Dictionary Learning with Convex Update (ROMD)
This is an incremental improvement for dictionary learning methods, addressing convergence and accuracy issues in sparse representation tasks.
The paper tackles the non-convex bilinear problem in dictionary learning by proposing the Rank-One Matrix Decomposition (ROMD) algorithm, which reformulates dictionary update as a convex problem, resulting in improved recovery accuracy, particularly with high sparsity and fewer observations.

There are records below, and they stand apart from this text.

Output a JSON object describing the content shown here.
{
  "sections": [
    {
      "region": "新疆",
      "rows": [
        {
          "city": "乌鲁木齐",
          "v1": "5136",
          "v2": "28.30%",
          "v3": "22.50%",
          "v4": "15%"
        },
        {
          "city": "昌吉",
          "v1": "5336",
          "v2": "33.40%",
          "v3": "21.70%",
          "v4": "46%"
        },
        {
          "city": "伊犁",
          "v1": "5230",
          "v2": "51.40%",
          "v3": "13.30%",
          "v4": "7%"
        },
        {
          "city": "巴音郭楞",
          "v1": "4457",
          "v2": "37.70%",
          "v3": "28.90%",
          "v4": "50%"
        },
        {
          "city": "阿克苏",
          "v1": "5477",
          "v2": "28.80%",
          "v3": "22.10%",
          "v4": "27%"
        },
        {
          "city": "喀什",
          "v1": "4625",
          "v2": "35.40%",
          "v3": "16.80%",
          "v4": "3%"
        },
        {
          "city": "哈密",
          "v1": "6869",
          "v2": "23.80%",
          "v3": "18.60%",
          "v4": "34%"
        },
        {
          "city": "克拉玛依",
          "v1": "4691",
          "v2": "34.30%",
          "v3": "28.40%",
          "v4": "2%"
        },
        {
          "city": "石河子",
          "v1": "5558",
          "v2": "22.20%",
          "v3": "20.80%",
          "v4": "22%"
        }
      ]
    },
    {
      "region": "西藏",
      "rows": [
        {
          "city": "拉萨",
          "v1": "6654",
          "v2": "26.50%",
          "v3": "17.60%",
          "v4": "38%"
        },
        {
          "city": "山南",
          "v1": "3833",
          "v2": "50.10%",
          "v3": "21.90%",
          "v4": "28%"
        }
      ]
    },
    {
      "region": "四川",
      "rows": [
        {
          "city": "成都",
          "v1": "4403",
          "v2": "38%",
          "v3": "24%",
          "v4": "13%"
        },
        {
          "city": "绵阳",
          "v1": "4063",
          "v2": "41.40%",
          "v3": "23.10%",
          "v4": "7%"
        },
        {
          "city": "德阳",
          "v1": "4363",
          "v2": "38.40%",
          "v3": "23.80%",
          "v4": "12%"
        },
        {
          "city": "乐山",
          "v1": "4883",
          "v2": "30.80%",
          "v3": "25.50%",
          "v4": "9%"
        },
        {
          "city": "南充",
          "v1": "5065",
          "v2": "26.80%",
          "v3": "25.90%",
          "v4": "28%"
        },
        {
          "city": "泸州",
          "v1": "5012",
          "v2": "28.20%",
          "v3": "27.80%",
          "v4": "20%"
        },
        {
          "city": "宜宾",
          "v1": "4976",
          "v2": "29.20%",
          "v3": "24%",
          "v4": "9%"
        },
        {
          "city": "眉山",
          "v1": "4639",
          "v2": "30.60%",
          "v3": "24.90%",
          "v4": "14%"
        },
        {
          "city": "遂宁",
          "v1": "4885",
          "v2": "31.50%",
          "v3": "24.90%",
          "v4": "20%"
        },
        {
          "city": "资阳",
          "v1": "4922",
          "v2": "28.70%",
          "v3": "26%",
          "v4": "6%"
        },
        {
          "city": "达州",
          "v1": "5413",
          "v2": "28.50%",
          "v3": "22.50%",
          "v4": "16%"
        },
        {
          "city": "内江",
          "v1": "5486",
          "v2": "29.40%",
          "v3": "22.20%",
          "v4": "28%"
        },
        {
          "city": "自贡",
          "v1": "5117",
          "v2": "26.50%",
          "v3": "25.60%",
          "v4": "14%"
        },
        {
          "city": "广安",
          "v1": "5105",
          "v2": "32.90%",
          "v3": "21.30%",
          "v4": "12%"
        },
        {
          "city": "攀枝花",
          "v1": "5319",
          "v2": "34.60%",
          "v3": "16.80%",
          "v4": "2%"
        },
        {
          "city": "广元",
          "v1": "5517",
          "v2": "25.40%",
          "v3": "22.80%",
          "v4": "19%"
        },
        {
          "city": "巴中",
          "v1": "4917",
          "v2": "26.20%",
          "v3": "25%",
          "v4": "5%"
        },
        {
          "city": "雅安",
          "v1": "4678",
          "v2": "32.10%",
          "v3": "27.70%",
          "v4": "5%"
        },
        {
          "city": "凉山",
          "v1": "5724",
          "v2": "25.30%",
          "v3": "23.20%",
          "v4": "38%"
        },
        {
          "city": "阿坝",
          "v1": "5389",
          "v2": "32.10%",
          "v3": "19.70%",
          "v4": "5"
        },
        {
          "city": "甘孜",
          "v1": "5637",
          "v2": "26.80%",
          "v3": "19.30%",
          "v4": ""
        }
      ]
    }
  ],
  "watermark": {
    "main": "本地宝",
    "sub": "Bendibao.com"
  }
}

Dictionary learning aims to find a dictionary under which the training data can be sparsely represented, and it is usually achieved by iteratively applying two stages: sparse coding and dictionary update. Typical methods for dictionary update focuses on refining both dictionary atoms and their corresponding sparse coefficients by using the sparsity patterns obtained from sparse coding stage, and hence it is a non-convex bilinear inverse problem. In this paper, we propose a Rank-One Matrix Decomposition (ROMD) algorithm to recast this challenge into a convex problem by resolving these two variables into a set of rank-one matrices. Different from methods in the literature, ROMD updates the whole dictionary at a time using convex programming. The advantages hence include both convergence guarantees for dictionary update and faster convergence of the whole dictionary learning. The performance of ROMD is compared with other benchmark dictionary learning algorithms. The results show the improvement of ROMD in recovery accuracy, especially in the cases of high sparsity level and fewer observation data.